Britten and Peter Pears returned to England in 1942, and both applied for recognition as conscientious objectors; Britten was initially refused recognition, but gained it on appeal. He completed the choral works Hymn to St. Cecilia (his last large-scale collaboration with Wystan Hugh Auden) and A Ceremony of Carols during the long sea voyage.

He had already begun work on his opera Peter Grimes based on the writings of Suffolk poet George Crabbe, and its premiere at Sadler’s Wells in 1945 was his greatest success thus far.

However, Britten encountered opposition from sectors of the English musical establishment and gradually withdrew from the London scene, founding the English Opera Group in 1947 and the Aldeburgh Festival the following year, partly (though by no means solely) to perform his own works.

From 1949 to 1951 he had his only private pupil, Arthur Oldham. One of Arthur Oldham‘s achievements was the setting for full orchestra of Britten’s Variations on a Theme by Frank Bridge, for the Frederick Ashton ballet Le Rêve de Léonor (1949).

Peter Grimes was the first in a series of English operas, of which Billy Budd (1951) and The Turn of the Screw (1954) were particularly admired. His Shakespeare opera, A Midsummer Night’s Dream, followed in 1960. These operas share common themes. Even in his comic opera Albert Herring of 1947, all feature an ‘outsider’ character excluded or misunderstood by society. Often this is the eponymous protagonist, as in Peter Grimes and Owen Wingrave.

Britten was appointed a Companion of Honour (CH) in the Coronation Honours, 1953.

An increasingly important influence was the music of the East, an interest that was fostered by a tour with Peter Pears in 1957, when Britten was struck by the music of the Balinese gamelan and by Japanese Noh plays. The fruits of this tour include the ballet The Prince of the Pagodas (1957) and the series of semi-operatic “Parables for Church Performance”: Curlew River (1964), The Burning Fiery Furnace (1966) and The Prodigal Son (1968). The greatest success of Britten’s career was, however, the War Requiem, written for the 1962 consecration of the newly reconstructed Coventry Cathedral.
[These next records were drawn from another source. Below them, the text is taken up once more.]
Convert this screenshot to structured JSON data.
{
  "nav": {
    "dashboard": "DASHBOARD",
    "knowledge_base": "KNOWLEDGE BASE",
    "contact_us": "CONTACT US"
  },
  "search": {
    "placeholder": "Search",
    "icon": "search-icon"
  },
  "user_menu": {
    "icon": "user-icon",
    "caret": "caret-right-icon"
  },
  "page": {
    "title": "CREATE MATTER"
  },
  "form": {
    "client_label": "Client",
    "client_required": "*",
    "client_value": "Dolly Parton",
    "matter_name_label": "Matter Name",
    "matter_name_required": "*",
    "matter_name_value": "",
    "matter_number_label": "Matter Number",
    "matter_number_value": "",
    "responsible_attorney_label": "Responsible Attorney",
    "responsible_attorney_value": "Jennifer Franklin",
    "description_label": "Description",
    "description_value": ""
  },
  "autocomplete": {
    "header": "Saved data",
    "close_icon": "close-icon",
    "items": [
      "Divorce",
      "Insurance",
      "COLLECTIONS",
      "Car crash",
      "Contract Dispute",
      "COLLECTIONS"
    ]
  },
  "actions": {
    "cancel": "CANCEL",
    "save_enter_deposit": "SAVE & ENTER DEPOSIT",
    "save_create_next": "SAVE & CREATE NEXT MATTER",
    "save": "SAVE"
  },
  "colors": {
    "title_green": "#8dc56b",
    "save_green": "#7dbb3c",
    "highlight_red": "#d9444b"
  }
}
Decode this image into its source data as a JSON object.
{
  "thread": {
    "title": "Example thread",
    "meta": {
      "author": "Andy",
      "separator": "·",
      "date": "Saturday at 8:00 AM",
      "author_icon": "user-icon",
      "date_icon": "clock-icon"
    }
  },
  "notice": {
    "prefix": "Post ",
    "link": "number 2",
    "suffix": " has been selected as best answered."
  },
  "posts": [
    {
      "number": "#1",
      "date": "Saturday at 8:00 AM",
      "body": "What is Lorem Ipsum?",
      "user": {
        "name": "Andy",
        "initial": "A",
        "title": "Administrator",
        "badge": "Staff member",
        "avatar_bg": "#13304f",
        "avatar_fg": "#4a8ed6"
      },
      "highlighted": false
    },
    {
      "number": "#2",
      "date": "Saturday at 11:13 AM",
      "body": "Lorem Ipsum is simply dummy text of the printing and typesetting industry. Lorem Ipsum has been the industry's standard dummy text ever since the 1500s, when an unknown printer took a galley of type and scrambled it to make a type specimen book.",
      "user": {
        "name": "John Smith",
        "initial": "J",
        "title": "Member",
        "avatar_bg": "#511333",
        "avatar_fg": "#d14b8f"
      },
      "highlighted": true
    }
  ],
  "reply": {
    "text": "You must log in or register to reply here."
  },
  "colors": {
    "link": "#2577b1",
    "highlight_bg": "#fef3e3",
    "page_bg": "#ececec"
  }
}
Britten developed close friendships with Russian musicians Dmitri Shostakovich and Mstislav Rostropovich in the 1960s. He composed his Cello Suites, Cello Symphony and Cello Sonata for Mstislav Rostropovich, and conducted the first Western performance of Dmitri Shostakovich‘s Fourteenth Symphony. Dmitri Shostakovich dedicated this score to Britten, and often spoke very highly of his music. Britten himself had previously dedicated The Prodigal Son (the third and last of the ‘Church Parables’) to Dmitri Shostakovich. He was honoured again by appointment to the Order of Merit (OM) on 23 March 1965.

In his last decade, Britten’s health deteriorated, and his later works became more and more sparse in texture. They include the operas Owen Wingrave (1970) and Death in Venice (1971–1973), the Suite on English Folk Tunes “A Time There Was” (1974) and Third String Quartet (1975)— which drew on material from Death in Venice— as well as the dramatic cantata Phaedra (1975), written for Janet Baker.

Having previously declined a knighthood, Britten accepted a life peerage on 2 July 1976 as Baron Britten, of Aldeburgh in the County of Suffolk.

A few months later he died of heart failure at his house in Aldeburgh. He is buried in the churchyard of St. Peter and St. Paul’s Church there, with a gravestone carved by Reynolds Stone. The grave of his partner, Peter Pears lies next to his, and near to that of Imogen Holst, a close friend.

The Red House in Aldeburgh, where Benjamin Britten and Peter Pears lived and worked together for almost thirty years, is now the home of the Britten-Pears Foundation established to promote their musical legacy.